Tuesday, February 08, 2011

Los Pilares de la Tierra

Cuando era chica vi la foto de un hombre parado al lado de un árbol. Nunca me olvidé de esa imagen en blanco y negro. Era el tronco más grande que había visto en mi vida, se habría necesitado a más de diez hombres para rodearlo. Me prometí que algún día iría a ver a esos árboles llamados Sequoias Gigantes. Siempre me ha gustado la gente que quiere a los árboles, que se sabe sus nombres o que al menos puede distinguir un Pino de un Plátano Oriental. Cuando conocí al Feli me cayó bien porque me habló de Alerces y Sequoias. Las primeras vacaciones juntos las pasamos recorriendo bosques en Las Trancas y cuando nos casamos me llevó a Mariposa Grove: el hogar de las Sequoias Gigantes en Yosemite.

Los árboles son una de mis cosas favoritas. Algunos inolvidables: Don Coigüe en La Invernada, el Ciprés del tío Daniel en Quilpué, el Quillay del Alto del Naranjo, camino al Cerro Provincia, La Araucaria Madre en Conguillío, The Grizzly Giant en Yosemite, las Encinas de Ranquil, el Eucaliptus de la calle de más abajo en Algarrobo, el Gigante de Rucapirén. Todos los años, casi siempre en nuestro último día en Las Trancas, vamos todos a caminar a ese bosque oscuro, húmedo, de olor dulce y lleno de Alstroemerias naturales que crecen gracias a la semisombra de árboles que llevan cientos y cientos de años ahí, silenciosos, imperturbables, majestuosos. Al entrar, uno sólo escucha el sonido de la cascada más arriba y el canto del Chucao. Es un mundo aparte. Somos visitas. Pero los árboles nos acogen, comparten con nosotros su belleza y nos regalan su energía. Con el tiempo descubrimos con el Feli que Rucapirén es el bosque en que almorzamos cuando hicimos la cabalgata de la Garganta del Diablo, la primera vez que vinimos a las Termas.

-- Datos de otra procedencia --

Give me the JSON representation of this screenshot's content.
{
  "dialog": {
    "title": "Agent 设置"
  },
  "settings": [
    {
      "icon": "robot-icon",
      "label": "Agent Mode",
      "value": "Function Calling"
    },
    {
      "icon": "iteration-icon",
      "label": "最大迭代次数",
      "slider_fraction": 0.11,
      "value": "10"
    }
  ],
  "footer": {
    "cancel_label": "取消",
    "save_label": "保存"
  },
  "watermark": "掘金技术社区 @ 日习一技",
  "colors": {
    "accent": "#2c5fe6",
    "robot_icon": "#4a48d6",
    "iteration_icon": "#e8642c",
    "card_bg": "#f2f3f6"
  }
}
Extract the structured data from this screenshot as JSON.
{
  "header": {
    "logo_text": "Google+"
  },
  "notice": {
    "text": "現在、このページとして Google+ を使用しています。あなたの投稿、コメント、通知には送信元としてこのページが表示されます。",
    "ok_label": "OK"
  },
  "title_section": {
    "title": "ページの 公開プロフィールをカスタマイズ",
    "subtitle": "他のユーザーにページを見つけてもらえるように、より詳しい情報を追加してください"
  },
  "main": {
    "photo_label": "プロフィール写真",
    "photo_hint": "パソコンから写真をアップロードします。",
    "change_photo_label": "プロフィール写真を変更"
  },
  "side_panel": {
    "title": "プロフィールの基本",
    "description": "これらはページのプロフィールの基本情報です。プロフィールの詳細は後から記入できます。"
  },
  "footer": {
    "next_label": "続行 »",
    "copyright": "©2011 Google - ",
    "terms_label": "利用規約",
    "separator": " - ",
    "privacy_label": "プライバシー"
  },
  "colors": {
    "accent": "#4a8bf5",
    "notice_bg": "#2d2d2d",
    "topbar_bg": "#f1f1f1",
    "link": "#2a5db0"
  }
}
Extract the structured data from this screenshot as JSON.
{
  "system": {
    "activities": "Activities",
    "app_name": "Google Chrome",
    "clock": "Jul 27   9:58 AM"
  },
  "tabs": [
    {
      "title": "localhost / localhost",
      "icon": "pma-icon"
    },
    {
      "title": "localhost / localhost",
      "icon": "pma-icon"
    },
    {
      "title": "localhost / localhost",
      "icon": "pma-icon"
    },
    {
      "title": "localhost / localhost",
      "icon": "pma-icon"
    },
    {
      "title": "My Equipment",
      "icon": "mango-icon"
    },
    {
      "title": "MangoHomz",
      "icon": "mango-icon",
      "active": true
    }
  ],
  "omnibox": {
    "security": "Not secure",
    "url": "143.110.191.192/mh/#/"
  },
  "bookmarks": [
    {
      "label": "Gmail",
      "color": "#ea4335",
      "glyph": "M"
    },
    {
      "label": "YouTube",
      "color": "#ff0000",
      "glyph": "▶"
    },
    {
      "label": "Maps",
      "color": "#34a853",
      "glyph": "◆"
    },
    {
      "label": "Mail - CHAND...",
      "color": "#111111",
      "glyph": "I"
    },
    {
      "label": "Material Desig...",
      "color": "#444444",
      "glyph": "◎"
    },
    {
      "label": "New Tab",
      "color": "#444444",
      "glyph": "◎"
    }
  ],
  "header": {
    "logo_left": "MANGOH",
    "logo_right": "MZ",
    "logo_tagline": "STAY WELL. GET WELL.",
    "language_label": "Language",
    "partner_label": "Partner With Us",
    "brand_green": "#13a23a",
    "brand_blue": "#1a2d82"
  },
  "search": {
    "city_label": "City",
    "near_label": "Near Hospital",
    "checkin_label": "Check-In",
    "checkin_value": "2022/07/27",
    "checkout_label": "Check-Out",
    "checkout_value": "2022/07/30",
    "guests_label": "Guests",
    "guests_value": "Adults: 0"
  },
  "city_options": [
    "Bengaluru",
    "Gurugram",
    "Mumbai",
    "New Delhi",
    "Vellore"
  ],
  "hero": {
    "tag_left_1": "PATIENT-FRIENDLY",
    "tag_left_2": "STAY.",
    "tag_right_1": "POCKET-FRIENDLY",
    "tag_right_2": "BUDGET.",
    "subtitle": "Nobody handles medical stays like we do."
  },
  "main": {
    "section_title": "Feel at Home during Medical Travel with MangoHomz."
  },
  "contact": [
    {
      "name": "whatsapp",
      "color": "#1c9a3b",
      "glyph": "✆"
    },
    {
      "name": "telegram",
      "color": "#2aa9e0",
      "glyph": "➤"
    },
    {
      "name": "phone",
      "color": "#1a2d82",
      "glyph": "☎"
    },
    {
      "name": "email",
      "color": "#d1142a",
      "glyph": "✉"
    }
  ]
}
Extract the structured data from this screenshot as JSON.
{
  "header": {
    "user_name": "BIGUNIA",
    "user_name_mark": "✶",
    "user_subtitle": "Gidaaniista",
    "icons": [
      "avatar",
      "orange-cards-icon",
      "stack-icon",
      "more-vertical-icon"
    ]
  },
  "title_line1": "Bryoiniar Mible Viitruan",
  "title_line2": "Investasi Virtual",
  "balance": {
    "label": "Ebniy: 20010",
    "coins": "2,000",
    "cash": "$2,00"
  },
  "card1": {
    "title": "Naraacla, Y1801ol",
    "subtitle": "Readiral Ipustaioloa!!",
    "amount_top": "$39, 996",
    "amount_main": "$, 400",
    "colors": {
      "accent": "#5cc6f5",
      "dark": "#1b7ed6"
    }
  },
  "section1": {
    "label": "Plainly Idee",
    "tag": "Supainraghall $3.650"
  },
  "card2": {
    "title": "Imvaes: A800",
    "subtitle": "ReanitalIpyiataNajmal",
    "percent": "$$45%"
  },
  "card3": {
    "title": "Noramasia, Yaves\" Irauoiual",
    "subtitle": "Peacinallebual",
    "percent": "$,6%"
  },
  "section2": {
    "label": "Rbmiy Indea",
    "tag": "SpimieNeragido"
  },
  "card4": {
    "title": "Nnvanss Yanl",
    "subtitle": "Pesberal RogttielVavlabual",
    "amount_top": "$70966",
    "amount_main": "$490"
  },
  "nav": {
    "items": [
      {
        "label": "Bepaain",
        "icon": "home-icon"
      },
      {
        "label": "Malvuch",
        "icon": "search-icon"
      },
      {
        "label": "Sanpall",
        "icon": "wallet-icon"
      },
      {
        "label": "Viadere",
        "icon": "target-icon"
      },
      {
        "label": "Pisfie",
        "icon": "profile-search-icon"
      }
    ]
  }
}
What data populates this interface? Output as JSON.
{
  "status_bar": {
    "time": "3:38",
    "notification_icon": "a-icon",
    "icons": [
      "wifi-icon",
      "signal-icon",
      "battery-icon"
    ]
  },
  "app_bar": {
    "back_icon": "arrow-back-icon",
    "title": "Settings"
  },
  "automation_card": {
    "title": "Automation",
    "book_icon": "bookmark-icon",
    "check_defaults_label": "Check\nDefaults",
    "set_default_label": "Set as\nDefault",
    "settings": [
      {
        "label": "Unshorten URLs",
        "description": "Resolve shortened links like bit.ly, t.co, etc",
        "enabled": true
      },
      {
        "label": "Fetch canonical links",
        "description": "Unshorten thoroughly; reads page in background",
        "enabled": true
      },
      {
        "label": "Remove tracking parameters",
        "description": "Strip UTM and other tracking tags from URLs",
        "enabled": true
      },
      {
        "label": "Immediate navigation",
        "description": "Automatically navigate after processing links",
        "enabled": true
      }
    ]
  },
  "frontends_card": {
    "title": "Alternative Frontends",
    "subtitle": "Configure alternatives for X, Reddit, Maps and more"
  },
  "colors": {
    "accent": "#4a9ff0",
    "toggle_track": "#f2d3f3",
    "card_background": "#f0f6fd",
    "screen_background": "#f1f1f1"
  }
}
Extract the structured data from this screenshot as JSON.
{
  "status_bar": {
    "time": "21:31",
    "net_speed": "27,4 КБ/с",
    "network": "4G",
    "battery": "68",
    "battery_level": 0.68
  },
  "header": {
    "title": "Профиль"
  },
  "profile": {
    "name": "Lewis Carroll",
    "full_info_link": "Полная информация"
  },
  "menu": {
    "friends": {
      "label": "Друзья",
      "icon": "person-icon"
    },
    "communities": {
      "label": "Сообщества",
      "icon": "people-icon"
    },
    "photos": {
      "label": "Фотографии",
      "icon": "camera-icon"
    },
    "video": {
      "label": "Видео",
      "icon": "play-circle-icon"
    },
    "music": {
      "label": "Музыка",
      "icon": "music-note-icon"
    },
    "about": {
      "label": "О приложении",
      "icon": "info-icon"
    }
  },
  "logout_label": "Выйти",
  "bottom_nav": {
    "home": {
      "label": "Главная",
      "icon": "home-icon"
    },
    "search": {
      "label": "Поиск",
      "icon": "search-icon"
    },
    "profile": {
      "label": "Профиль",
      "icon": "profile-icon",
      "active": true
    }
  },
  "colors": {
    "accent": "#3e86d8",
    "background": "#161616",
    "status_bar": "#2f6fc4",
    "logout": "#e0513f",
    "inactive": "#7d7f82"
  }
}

La Adriana Hoffman dice que los bosques son catedrales forestales. Tiene toda la razón. Las catedrales góticas tienen sus columnas altas, interminables, que sostienen un techo abovedado, allá arriba, donde la vista por poco se pierde. La luz entra tamizada y coloreada por las hojas de los árboles igual que si fueran vidrieras, y pequeños rayos de sol se cuelan por los espacios que quedan en lo alto de la bóveda verde. Los maestros constructores querían que las catedrales góticas fueran la representación del Reino de Dios en la Tierra. Para mí un bosque es precisamente eso. Mientras por las noches leo Un Mundo Sin Fin, por las mañanas me despierto mirando el cielo azul tras las hojas verdes de los Ñirres. Camino a pie pelado por el pasto iluminado por la sombra verde oscura de los árboles frente a mi cabaña. Mientras mis niños se bañan en la piscina, me entretengo en mirar el balanceo de las ramas más altas de los árboles con el viento fresco de la montaña. Termino de correr y en mi iPod suena February Stars. Cruzo caminando lentamente la carretera y me quedo mirando hacia arriba. Rayos de sol se filtran entre las hojas de un árbol que sobrevivió a un incendio mucho antes que yo naciera. De sus ramas nudosas cuelgan musgos. Por su tronco oscuro camina una lagartija verdeazul y enormes hormigas. Me quedo así un rato. El brillo me ilumina. Puedo verlo todo.